The chamber was quiet. Sebastian's expression had gone still, the elation from the Stunning Spell replaced by concentration. He was processing the implications with the same speed and thoroughness he brought to reading an opponent's tactics, following each thread to its conclusion.

"So the gap between us isn't just technique," Sebastian said. "It's fundamental. Your core is larger than mine, maybe larger than most adults, and that's permanent. When you duel, when you cast nonverbally, when you held off Hecat for two and a half minutes—that was raw magical capacity I can't match through practice."

"The technique still matters. The core made it possible, but it didn't make it easy."

"But it made it possible at a pace I can't replicate." Sebastian's voice was level, controlled. The muscles at the corners of his jaw worked once. "I'm not angry about it. You found it, you took a risk that could have killed you, and it paid off. That was your choice and your risk and you earned whatever came from it."

He paused, and when he continued, the control was still there but what lay underneath had shifted. Rawer, more honest.

"I just need a minute to sit with the fact that the gap between us is wider than I thought it was, and it's not going to close no matter how hard I work."

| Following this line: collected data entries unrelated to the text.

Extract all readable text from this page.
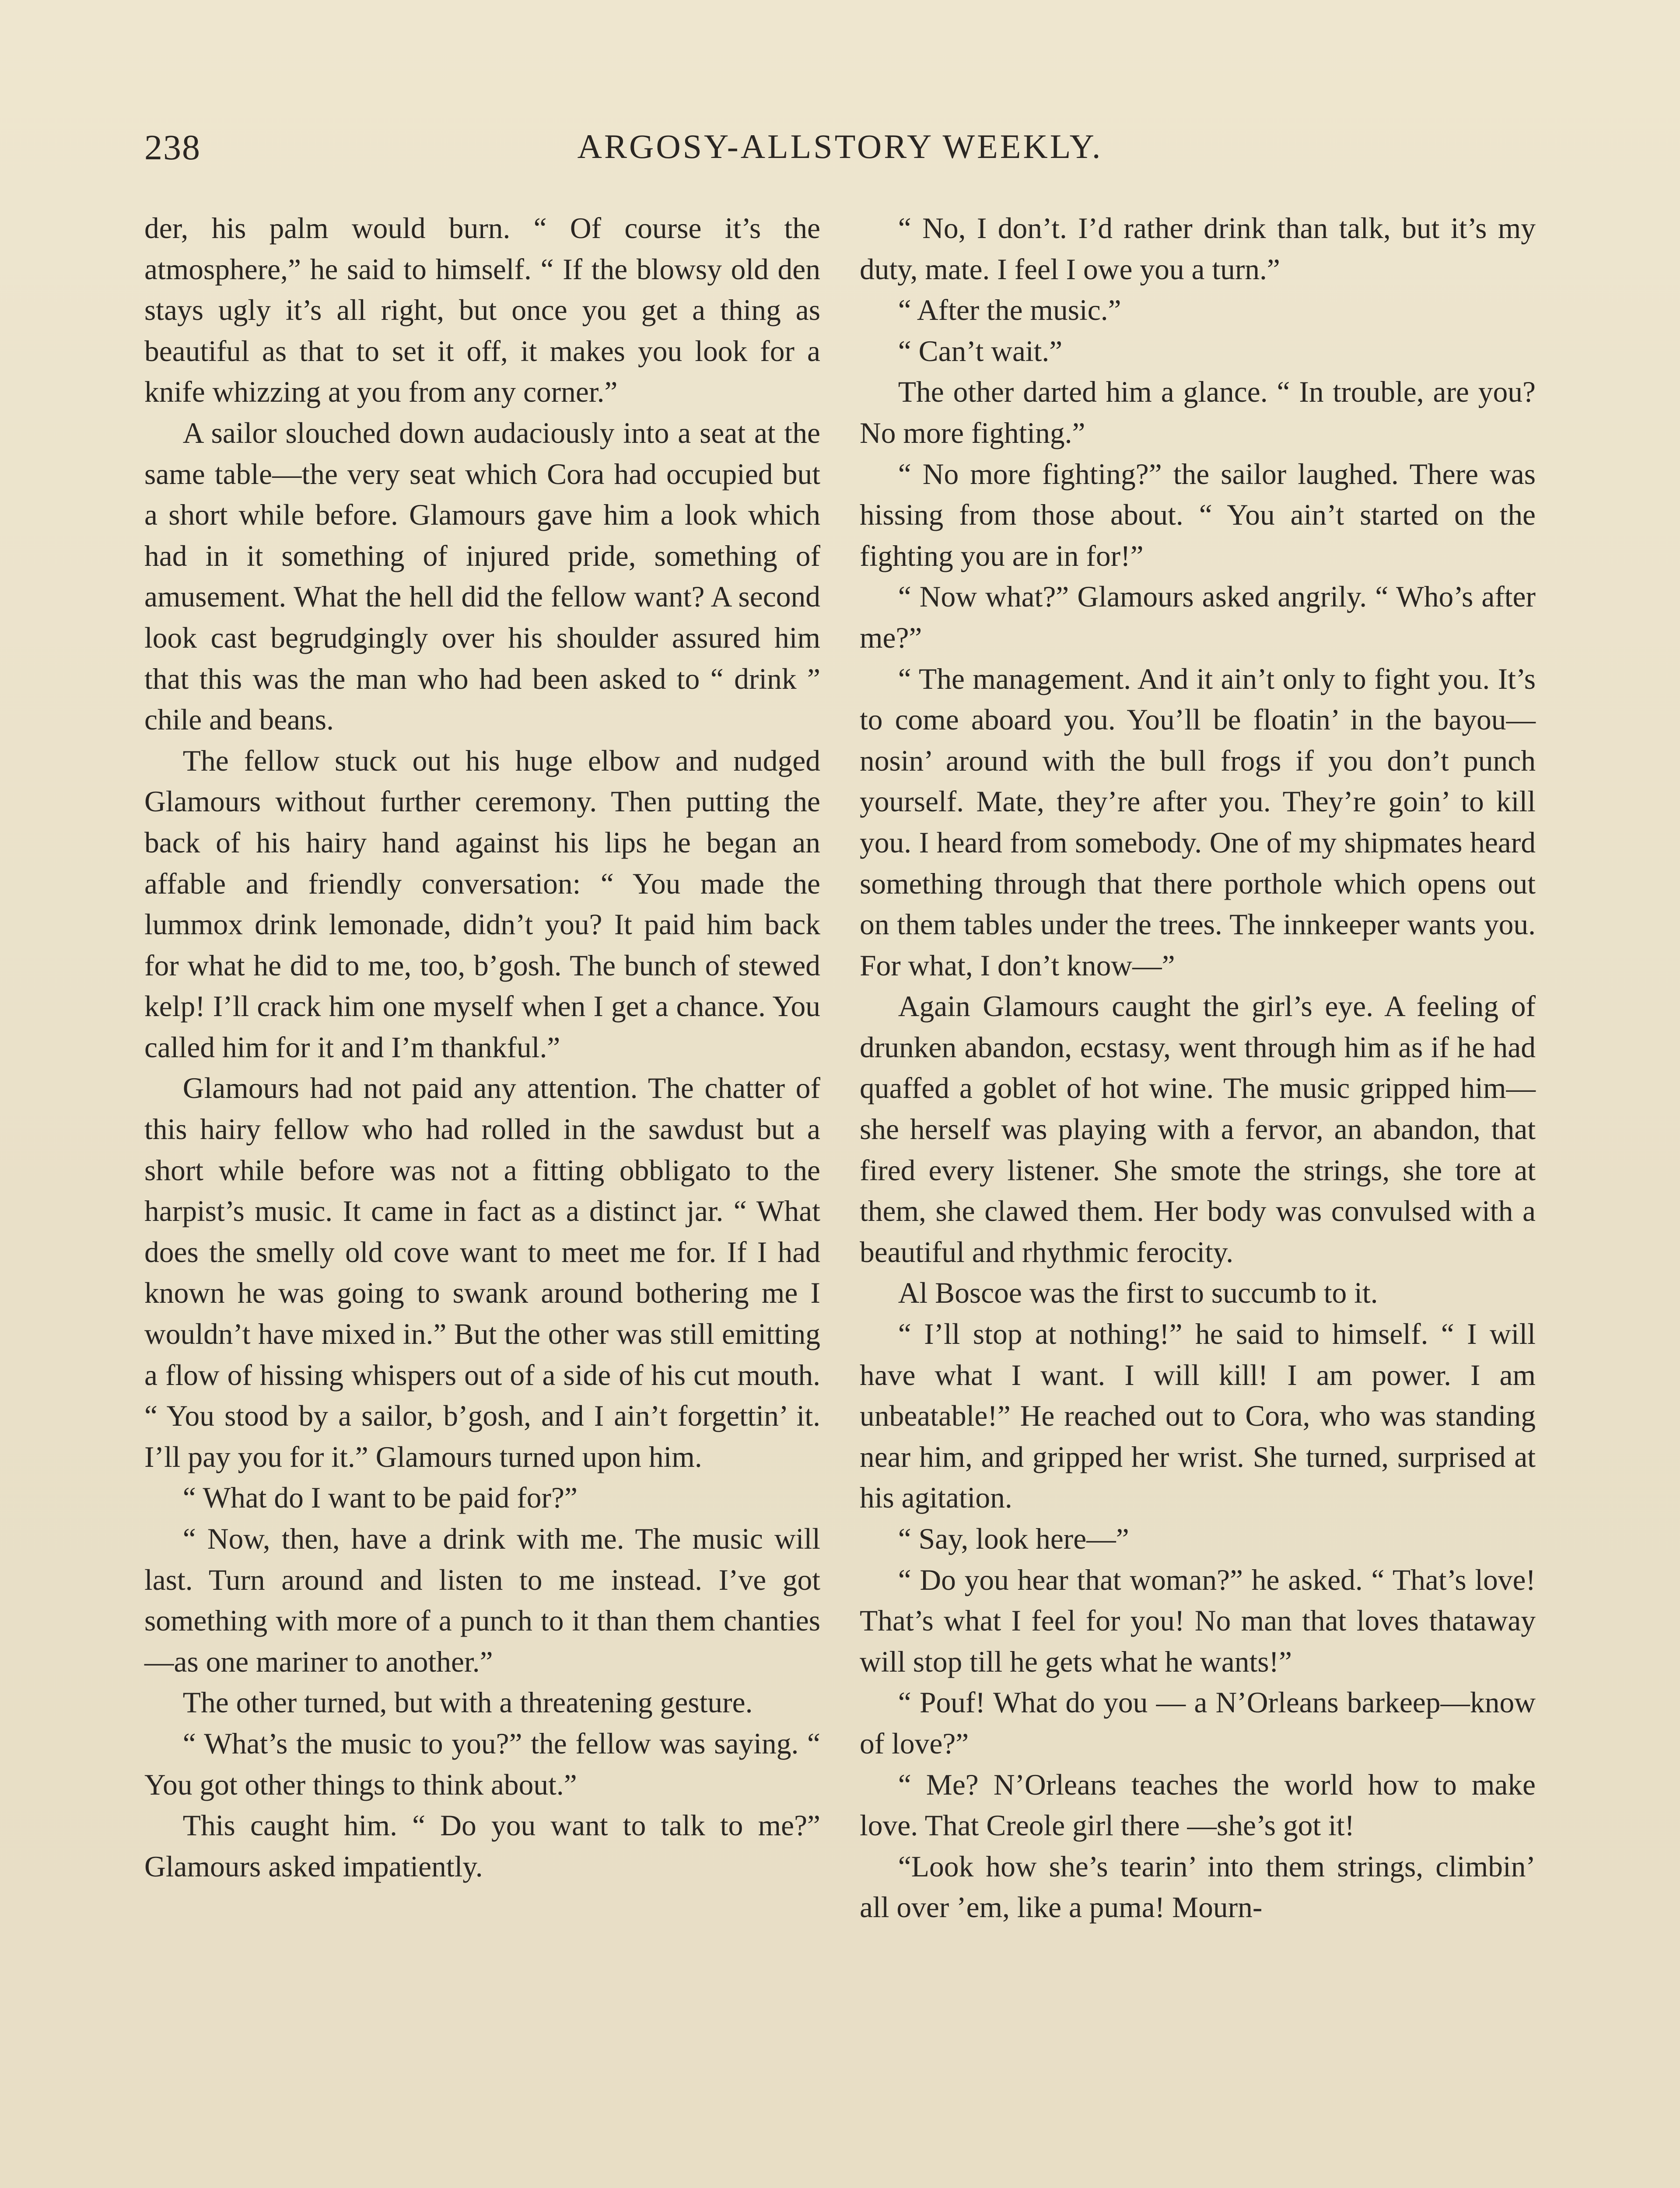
238	ARGOSY-ALLSTORY WEEKLY.

der, his palm would burn. “ Of course it’s the atmosphere,” he said to himself. “ If the blowsy old den stays ugly it’s all right, but once you get a thing as beautiful as that to set it off, it makes you look for a knife whizzing at you from any corner.”

A sailor slouched down audaciously into a seat at the same table—the very seat which Cora had occupied but a short while before. Glamours gave him a look which had in it something of injured pride, something of amusement. What the hell did the fellow want? A second look cast begrudgingly over his shoulder assured him that this was the man who had been asked to “ drink ” chile and beans.

The fellow stuck out his huge elbow and nudged Glamours without further ceremony. Then putting the back of his hairy hand against his lips he began an affable and friendly conversation: “ You made the lummox drink lemonade, didn’t you? It paid him back for what he did to me, too, b’gosh. The bunch of stewed kelp! I’ll crack him one myself when I get a chance. You called him for it and I’m thankful.”

Glamours had not paid any attention. The chatter of this hairy fellow who had rolled in the sawdust but a short while before was not a fitting obbligato to the harpist’s music. It came in fact as a distinct jar. “ What does the smelly old cove want to meet me for. If I had known he was going to swank around bothering me I wouldn’t have mixed in.” But the other was still emitting a flow of hissing whispers out of a side of his cut mouth. “ You stood by a sailor, b’gosh, and I ain’t forgettin’ it. I’ll pay you for it.” Glamours turned upon him.

“ What do I want to be paid for?”

“ Now, then, have a drink with me. The music will last. Turn around and listen to me instead. I’ve got something with more of a punch to it than them chanties—as one mariner to another.”

The other turned, but with a threatening gesture.

“ What’s the music to you?” the fellow was saying. “ You got other things to think about.”

This caught him. “ Do you want to talk to me?” Glamours asked impatiently.

“ No, I don’t. I’d rather drink than talk, but it’s my duty, mate. I feel I owe you a turn.”

“ After the music.”

“ Can’t wait.”

The other darted him a glance. “ In trouble, are you? No more fighting.”

“ No more fighting?” the sailor laughed. There was hissing from those about. “ You ain’t started on the fighting you are in for!”

“ Now what?” Glamours asked angrily. “ Who’s after me?”

“ The management. And it ain’t only to fight you. It’s to come aboard you. You’ll be floatin’ in the bayou—nosin’ around with the bull frogs if you don’t punch yourself. Mate, they’re after you. They’re goin’ to kill you. I heard from somebody. One of my shipmates heard something through that there porthole which opens out on them tables under the trees. The innkeeper wants you. For what, I don’t know—”

Again Glamours caught the girl’s eye. A feeling of drunken abandon, ecstasy, went through him as if he had quaffed a goblet of hot wine. The music gripped him—she herself was playing with a fervor, an abandon, that fired every listener. She smote the strings, she tore at them, she clawed them. Her body was convulsed with a beautiful and rhythmic ferocity.

Al Boscoe was the first to succumb to it.

“ I’ll stop at nothing!” he said to himself. “ I will have what I want. I will kill! I am power. I am unbeatable!” He reached out to Cora, who was standing near him, and gripped her wrist. She turned, surprised at his agitation.

“ Say, look here—”

“ Do you hear that woman?” he asked. “ That’s love! That’s what I feel for you! No man that loves thataway will stop till he gets what he wants!”

“ Pouf! What do you — a N’Orleans barkeep—know of love?”

“ Me? N’Orleans teaches the world how to make love. That Creole girl there —she’s got it!

“Look how she’s tearin’ into them strings, climbin’ all over ’em, like a puma! Mourn-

Anne, who had been listening from her chair, reached over and set her hand briefly on Sebastian's arm. She didn't say anything. The gesture was simple and familiar, the kind of comfort that existed between people who had spent their entire lives learning each other's pain.

Ominis spoke after a moment. "My family has vaults full of artifacts that claim to enhance magical ability. Dark objects, most of them, from generations of Gaunts who believed power could be taken rather than earned. Most of those artifacts killed the people who used them, or worse." He paused. "Whatever Ashcroft found, it was clearly built on genuine scholarship rather than dark magic and desperation. But the point stands that the thing is done and can't be undone. The question is what you do with where you are now, not where you wish you were."

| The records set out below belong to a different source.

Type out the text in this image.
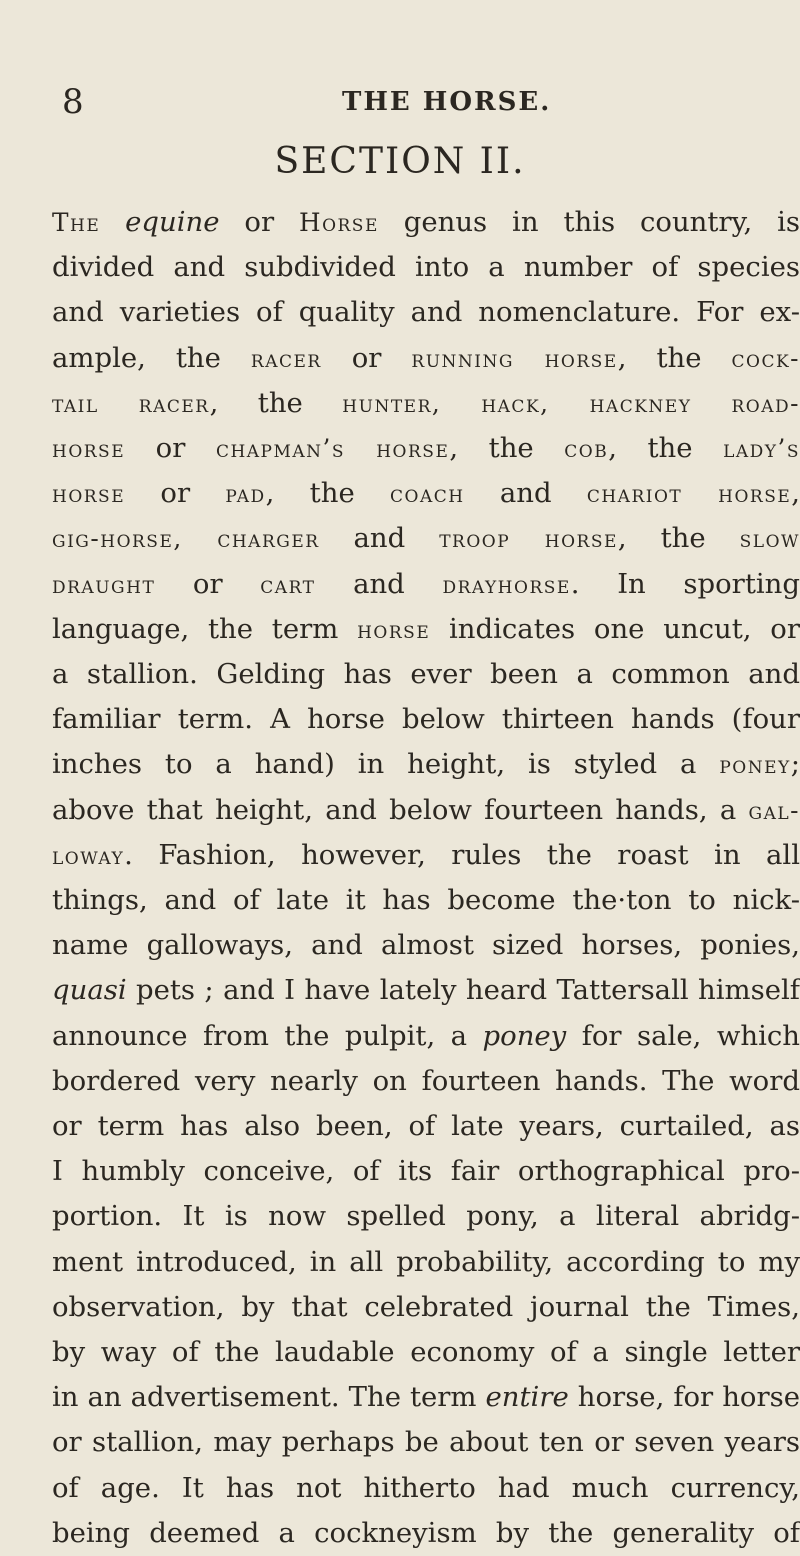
8	THE HORSE.
SECTION II.
The equine or Horse genus in this country, is
divided and subdivided into a number of species
and varieties of quality and nomenclature. For ex-
ample, the racer or running horse, the cock-
tail racer, the hunter, hack, hackney road-
horse or chapman’s horse, the cob, the lady’s
horse or pad, the coach and chariot horse,
gig-horse, charger and troop horse, the slow
draught or cart and drayhorse. In sporting
language, the term horse indicates one uncut, or
a stallion. Gelding has ever been a common and
familiar term. A horse below thirteen hands (four
inches to a hand) in height, is styled a poney;
above that height, and below fourteen hands, a gal-
loway. Fashion, however, rules the roast in all
things, and of late it has become the·ton to nick-
name galloways, and almost sized horses, ponies,
quasi pets ; and I have lately heard Tattersall himself
announce from the pulpit, a poney for sale, which
bordered very nearly on fourteen hands. The word
or term has also been, of late years, curtailed, as
I humbly conceive, of its fair orthographical pro-
portion. It is now spelled pony, a literal abridg-
ment introduced, in all probability, according to my
observation, by that celebrated journal the Times,
by way of the laudable economy of a single letter
in an advertisement. The term entire horse, for horse
or stallion, may perhaps be about ten or seven years
of age. It has not hitherto had much currency,
being deemed a cockneyism by the generality of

Sebastian looked at Ominis for a long moment. Then he exhaled, long and slow, and when he spoke again, some of the tension had eased from his shoulders. "I know. I know that. It's just—" He stopped. Shook his head. "Three weeks of work. One spell. And you're telling me the bloke who did it in two weeks had an advantage I'll never have."

"You'll never have my core," Rowan said. "But you have things I don't. Your offensive instincts in a duel, the way you shift tactics in real-time, the speed of your decision-making under pressure. A bigger core doesn't give you any of that. When you nearly took the championship spot from me last year, that wasn't power. That was you."

Sebastian held his gaze, searching. Whatever he found there was apparently enough, because the worst of the tightness around his eyes eased.

"Nearly," he said quietly, and left it there.

The weeks continued, and the shape of things between them changed without anyone marking the moment it happened. The competitive edge that had defined Rowan and Sebastian's relationship since the first day of dueling club didn't vanish, but it found a different form. Less opposition, more shared direction. They pushed each other, argued about technique and tactics, challenged each other's assumptions, and the friction produced something constructive rather than divisive.